This post is part of a series of short reviews of Tao Po, a one-person play that grapples with the Philippines’ “war on drugs”. Read Emerson M. Sanchez’s introduction here.
I lived in Davao City almost all my life. I grew up listening to then-mayor Rodrigo Duterte in his Sunday morning show, who only had harsh words against drug addicts whom he considers of the be bane on social order.
Now that Duterte is President, watching Duterte has become a national experience. His late-night speeches feature flowcharts and photos of suspected drug lords and an occasional threat of “I will kill you” to crack heads.

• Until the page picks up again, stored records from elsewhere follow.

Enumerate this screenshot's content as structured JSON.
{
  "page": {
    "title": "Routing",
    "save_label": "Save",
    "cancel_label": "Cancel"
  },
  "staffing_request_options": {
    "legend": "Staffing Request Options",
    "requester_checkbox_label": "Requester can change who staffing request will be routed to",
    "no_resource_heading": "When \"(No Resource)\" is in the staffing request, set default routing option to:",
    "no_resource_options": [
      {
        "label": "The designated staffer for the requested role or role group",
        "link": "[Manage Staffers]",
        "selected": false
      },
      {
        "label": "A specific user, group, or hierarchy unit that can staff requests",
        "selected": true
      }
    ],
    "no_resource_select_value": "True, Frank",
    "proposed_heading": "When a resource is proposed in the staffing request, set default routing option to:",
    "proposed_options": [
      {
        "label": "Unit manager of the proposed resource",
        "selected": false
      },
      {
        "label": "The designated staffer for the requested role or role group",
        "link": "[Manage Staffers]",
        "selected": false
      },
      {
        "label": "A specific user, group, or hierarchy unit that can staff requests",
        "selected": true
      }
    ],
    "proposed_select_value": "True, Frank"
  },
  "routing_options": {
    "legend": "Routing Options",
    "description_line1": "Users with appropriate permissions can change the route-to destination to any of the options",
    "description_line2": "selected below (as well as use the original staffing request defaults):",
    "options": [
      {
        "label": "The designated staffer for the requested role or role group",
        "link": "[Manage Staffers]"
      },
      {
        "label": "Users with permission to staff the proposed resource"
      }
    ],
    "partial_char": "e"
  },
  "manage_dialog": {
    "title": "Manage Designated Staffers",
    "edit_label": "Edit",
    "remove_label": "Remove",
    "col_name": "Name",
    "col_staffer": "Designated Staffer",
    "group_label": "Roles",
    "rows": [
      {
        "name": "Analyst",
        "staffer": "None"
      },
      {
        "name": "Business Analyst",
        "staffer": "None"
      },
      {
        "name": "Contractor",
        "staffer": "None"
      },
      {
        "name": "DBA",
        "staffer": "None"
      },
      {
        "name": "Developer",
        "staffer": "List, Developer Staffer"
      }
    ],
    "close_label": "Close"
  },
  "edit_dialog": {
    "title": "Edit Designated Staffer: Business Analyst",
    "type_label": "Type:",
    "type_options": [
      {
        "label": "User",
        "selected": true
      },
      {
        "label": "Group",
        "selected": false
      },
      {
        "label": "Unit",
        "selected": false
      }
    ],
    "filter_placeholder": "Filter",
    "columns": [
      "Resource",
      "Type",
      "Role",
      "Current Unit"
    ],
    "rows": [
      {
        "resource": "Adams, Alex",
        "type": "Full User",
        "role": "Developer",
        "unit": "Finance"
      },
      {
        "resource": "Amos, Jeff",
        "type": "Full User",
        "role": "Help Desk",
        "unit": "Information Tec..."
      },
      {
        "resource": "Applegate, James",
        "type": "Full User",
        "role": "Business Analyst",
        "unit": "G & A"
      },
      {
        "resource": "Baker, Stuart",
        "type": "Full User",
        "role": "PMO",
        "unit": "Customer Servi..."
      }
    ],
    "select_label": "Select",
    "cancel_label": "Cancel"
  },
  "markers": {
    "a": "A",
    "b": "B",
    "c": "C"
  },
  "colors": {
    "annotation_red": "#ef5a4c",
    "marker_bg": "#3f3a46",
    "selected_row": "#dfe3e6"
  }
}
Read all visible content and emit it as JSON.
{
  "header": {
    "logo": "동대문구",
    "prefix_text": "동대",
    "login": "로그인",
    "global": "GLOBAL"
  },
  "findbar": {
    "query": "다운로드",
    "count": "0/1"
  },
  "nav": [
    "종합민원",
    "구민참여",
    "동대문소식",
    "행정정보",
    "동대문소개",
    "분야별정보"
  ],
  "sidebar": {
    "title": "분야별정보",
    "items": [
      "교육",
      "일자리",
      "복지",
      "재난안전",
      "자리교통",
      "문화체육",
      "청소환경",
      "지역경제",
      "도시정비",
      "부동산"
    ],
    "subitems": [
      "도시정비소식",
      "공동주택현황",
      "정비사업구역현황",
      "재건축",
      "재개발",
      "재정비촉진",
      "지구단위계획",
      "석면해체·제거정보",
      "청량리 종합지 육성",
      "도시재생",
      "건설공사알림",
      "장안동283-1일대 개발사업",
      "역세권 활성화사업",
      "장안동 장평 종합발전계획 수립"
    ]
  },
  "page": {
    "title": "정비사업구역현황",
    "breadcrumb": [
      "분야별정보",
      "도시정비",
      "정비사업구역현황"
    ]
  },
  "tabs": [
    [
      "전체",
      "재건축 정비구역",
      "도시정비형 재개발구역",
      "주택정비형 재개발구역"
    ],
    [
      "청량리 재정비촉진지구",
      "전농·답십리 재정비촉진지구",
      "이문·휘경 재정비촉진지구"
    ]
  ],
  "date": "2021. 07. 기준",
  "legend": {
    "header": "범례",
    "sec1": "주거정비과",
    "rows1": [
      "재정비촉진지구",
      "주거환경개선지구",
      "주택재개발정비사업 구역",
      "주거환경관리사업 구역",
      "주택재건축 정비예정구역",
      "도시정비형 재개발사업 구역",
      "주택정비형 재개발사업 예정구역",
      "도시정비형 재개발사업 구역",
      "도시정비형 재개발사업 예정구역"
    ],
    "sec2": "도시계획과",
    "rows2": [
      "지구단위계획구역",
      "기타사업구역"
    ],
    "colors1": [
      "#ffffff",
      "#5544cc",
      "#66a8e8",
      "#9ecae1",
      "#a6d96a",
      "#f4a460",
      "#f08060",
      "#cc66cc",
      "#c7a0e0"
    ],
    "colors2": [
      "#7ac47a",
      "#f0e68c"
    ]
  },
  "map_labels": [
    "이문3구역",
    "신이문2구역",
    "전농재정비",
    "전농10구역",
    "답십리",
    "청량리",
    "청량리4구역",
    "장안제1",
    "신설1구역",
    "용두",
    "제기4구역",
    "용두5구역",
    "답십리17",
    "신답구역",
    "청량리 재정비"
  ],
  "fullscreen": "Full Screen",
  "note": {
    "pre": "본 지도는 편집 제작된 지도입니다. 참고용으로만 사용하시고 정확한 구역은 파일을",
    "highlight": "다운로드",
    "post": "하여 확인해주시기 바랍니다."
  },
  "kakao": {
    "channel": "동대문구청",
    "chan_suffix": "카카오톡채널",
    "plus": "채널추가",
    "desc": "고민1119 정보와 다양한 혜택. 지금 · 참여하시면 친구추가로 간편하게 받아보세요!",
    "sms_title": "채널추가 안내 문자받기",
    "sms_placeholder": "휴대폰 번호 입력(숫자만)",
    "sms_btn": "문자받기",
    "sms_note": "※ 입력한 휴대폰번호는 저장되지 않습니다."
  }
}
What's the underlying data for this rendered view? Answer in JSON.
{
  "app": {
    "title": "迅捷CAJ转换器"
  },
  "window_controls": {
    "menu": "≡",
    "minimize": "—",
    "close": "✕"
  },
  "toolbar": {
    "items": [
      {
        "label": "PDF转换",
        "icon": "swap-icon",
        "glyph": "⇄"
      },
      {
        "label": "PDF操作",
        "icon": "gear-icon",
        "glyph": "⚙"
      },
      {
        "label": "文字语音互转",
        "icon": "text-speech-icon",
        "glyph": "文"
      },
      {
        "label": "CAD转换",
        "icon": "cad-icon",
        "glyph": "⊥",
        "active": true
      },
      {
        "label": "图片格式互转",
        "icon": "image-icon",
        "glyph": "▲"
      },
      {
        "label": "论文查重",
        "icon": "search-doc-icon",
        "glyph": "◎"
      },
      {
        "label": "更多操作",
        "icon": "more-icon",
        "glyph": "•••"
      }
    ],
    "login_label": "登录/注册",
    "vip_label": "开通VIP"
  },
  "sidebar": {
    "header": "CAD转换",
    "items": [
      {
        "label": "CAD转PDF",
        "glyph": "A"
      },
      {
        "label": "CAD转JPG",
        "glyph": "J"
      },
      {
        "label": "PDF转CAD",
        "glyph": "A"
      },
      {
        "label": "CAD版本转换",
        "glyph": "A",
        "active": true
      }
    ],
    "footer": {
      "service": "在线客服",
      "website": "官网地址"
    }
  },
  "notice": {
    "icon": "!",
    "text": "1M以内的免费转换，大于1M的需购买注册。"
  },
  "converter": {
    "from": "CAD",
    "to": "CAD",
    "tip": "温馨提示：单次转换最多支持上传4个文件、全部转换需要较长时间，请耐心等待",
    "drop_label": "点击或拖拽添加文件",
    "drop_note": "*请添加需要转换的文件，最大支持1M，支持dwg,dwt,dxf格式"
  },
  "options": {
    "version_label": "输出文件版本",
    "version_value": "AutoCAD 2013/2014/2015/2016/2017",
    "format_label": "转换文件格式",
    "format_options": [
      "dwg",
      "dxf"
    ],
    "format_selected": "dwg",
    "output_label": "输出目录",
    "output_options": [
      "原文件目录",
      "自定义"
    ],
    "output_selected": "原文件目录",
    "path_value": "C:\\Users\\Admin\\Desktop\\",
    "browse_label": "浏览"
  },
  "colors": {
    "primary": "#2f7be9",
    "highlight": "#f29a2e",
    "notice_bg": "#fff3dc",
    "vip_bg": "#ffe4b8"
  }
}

Duterte, however, is not the only important voice in the country’s bloody war on drugs. The four-part monologue Tao Po (Is Anybody Home?) reminds us that there are more voices to be heard. These voices are not at the podium facing cameras, but voices at the forefront of the state’s anti-narcotics campaign.
Thespian-activist Mae Paner lends her voice to deliver the story of the people entangled in this war by choice or by circumstance—a photojournalist, a Zumba instructor, a killer cop, and a child.
I found the second part to be the most harrowing monologue as Paner performs the role of a Zumba instructor confronted by the ghosts of her husband and son, killed in the drug war. The anguished widow recounts scenes leading to their deaths and reveals the emotional and financial costs of their passing, while putting on an energetic Zumba session as one way to earn a living.
Not all the monologues are told from the point of view of the drug war’s fallen and their families. In the third monologue, the voice of a police officer takes centre stage. In many ways, he echoes the values and beliefs of most who support the drug war. But living a double life as a hired killer, he is doubting his role’s effectiveness in the drug war as he ponders the reality that the big fish, like drug lords, are spared from the killings.
Tao Po reaches out to a diverse audience. Those who oppose the drug war will find resonance in what is, for me, one of the key takeaways of the play—that one innocent death is just too many to accept.
Thinking of the supporters of the drug war, some questions I asked at the end of the play were: How do supporters feel about the collateral damage, the loved ones of those left behind like the Zumba instructor? What do supporters think of the inner conflict in the police officer about his role as hired killer that is enabled by public support to carry out extra-judicial killings?
The drug war is a divisive issue in the Philippines. We need platforms like Tao Po that can confront the high approval on the war on drugs in the country. Through these raw and conflicted stories based on real lives in the drug war, I only hope that more minds will be opened to consider other ways of solving the drug problem.